In a motion of solidarity with NATO’s Eastern European countries, the Obama Administration in early January began sending troops to Poland, and increasing its presence in Germany, the Netherlands and Belgium. “[The administration was] trying to do something that would make it harder for Trump to make a move in the other direction,” said Guillen. “Eastern Europeans — Poles, Czechs, Romanians and Lithuanians — have angst. They are in fear. They know that the EU is not ready to confront Russia.”

“If Eastern Europe fears that Trump is closer to Russia, it will balance closer to the center of Europe,” O’Leary predicted. He expected the Baltic States and Poland to seek more support essentially from Germany and France, but also from Spain, Italy and other members of the EU and NATO. But Guillen was skeptical about Germany’s ability to confront Russia, noting that it is dependent on Russian supplies of natural gas for 40% of its needs.

A Growing Misalignment

Trump’s disenchantment with NATO comes against the historical backdrop of a widening gulf between the members of that alliance and the U.S. “The seeds for the demise of NATO and the close integration between Europe and the U.S. had been planted in the early 1990s,” Wharton finance professor Joao Gomes said. Destabilization of Europe started with the fall of the Soviet Union, which led to the reunification of Germany, the collapse of the Warsaw Pact, the integration of many Central European countries into the EU and, more dramatically, war in the Balkans.

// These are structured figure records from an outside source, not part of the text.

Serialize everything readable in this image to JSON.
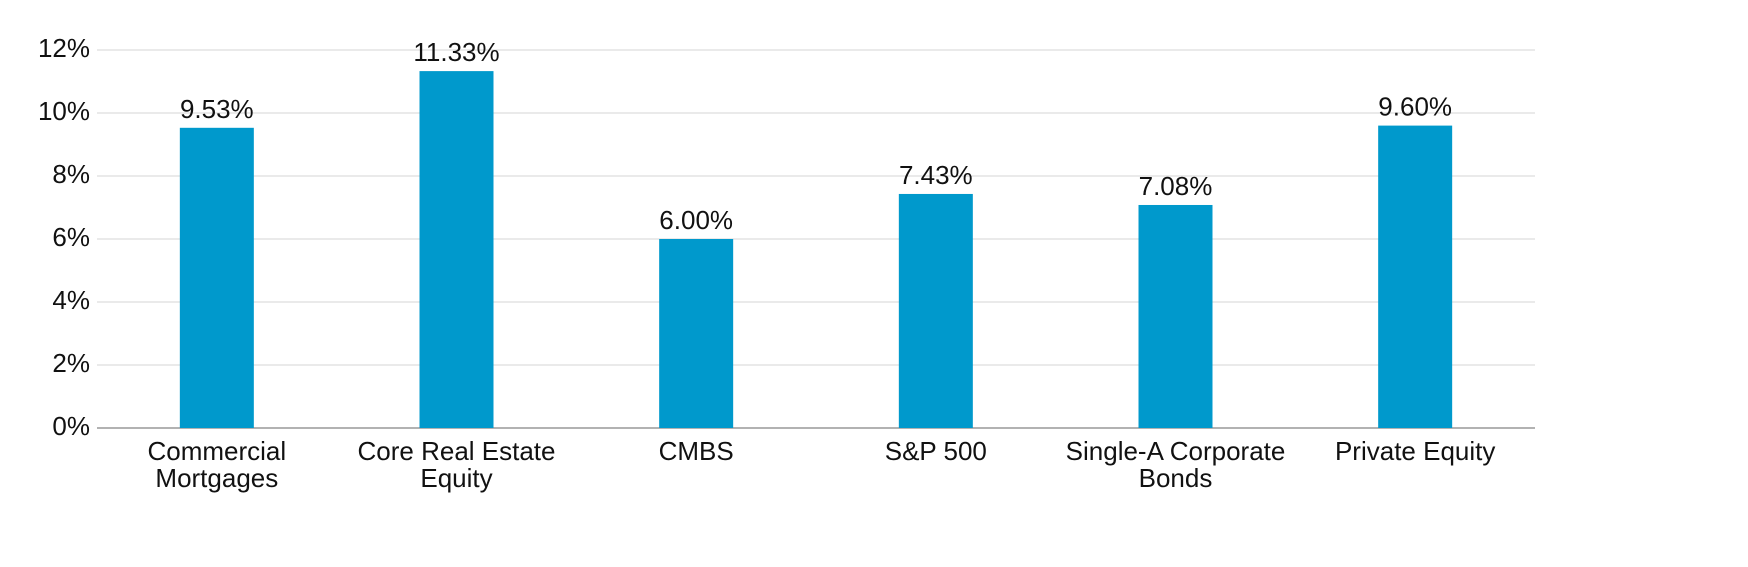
{
  "chart_data": {
    "type": "bar",
    "categories": [
      "Commercial\nMortgages",
      "Core Real Estate\nEquity",
      "CMBS",
      "S&P 500",
      "Single-A Corporate\nBonds",
      "Private Equity"
    ],
    "values": [
      9.53,
      11.33,
      6.0,
      7.43,
      7.08,
      9.6
    ],
    "value_labels": [
      "9.53%",
      "11.33%",
      "6.00%",
      "7.43%",
      "7.08%",
      "9.60%"
    ],
    "color": "#0099cc",
    "ylim": [
      0,
      12
    ],
    "yticks": [
      {
        "value": 0,
        "label": "0%"
      },
      {
        "value": 2,
        "label": "2%"
      },
      {
        "value": 4,
        "label": "4%"
      },
      {
        "value": 6,
        "label": "6%"
      },
      {
        "value": 8,
        "label": "8%"
      },
      {
        "value": 10,
        "label": "10%"
      },
      {
        "value": 12,
        "label": "12%"
      }
    ],
    "grid": true
  }
}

NATO became “less crucial to the survival of Europe after 1990, [when] the continent turned internally to integration issues, and relations with the U.S. became less important,” Gomes noted. Matters have come to a stage where the U.S. and Europe “are unavoidably more distant now. It is largely a consequence of a more multilateral world where each [country] faces different issues and has very different neighbors.”

“In the great scheme of things, NATO is an insurance policy against the U.S. getting drawn into bloody European crises.”–Olivier Chatain

In fact, former President Barack Obama had recognized those and other trends and “purposefully moved away from Europe until the end of his own administration, when he finally came to realize the real possibility of Europe’s disintegration,” said Gomes. “President Trump is, like others here and in Europe, searching for a new framework.”

To Russia with Love

Trump’s apparently friendly rapport with Vladimir Putin is also unsettling for many in Europe. In fact, U.S. ties with Russia could return to the partnership the two countries shared in the 1990s when Boris Yeltsin was president of Russia, Gomes predicted. That partnership was “highly successful” for the U.S., he recalled. But the big difference now is that Russia will benefit more, he added. “Russia will use the close partnership to expand its area of influence while the U.S. retreats, at least partially.”

According to Gomes, “The key novelty [in Trump’s Russia stance] is choosing friendship with a major power instead of a host of smaller countries like we did [prior]. This is the end — or at least a halt — of the Russian containment policy that started with allowing Eastern Europeans to join NATO.”

Russia will try and use its newfound “closeness” with the U.S. “to advance or consolidate its area of influence,” said Gomes. As a consequence, “Central and Eastern Europeans, such as the Baltic states, have some reason to worry, but this is very far from being 1945 all over again as some suggest,” he added. Neither the appetite nor the resources exist for those confrontations, he noted.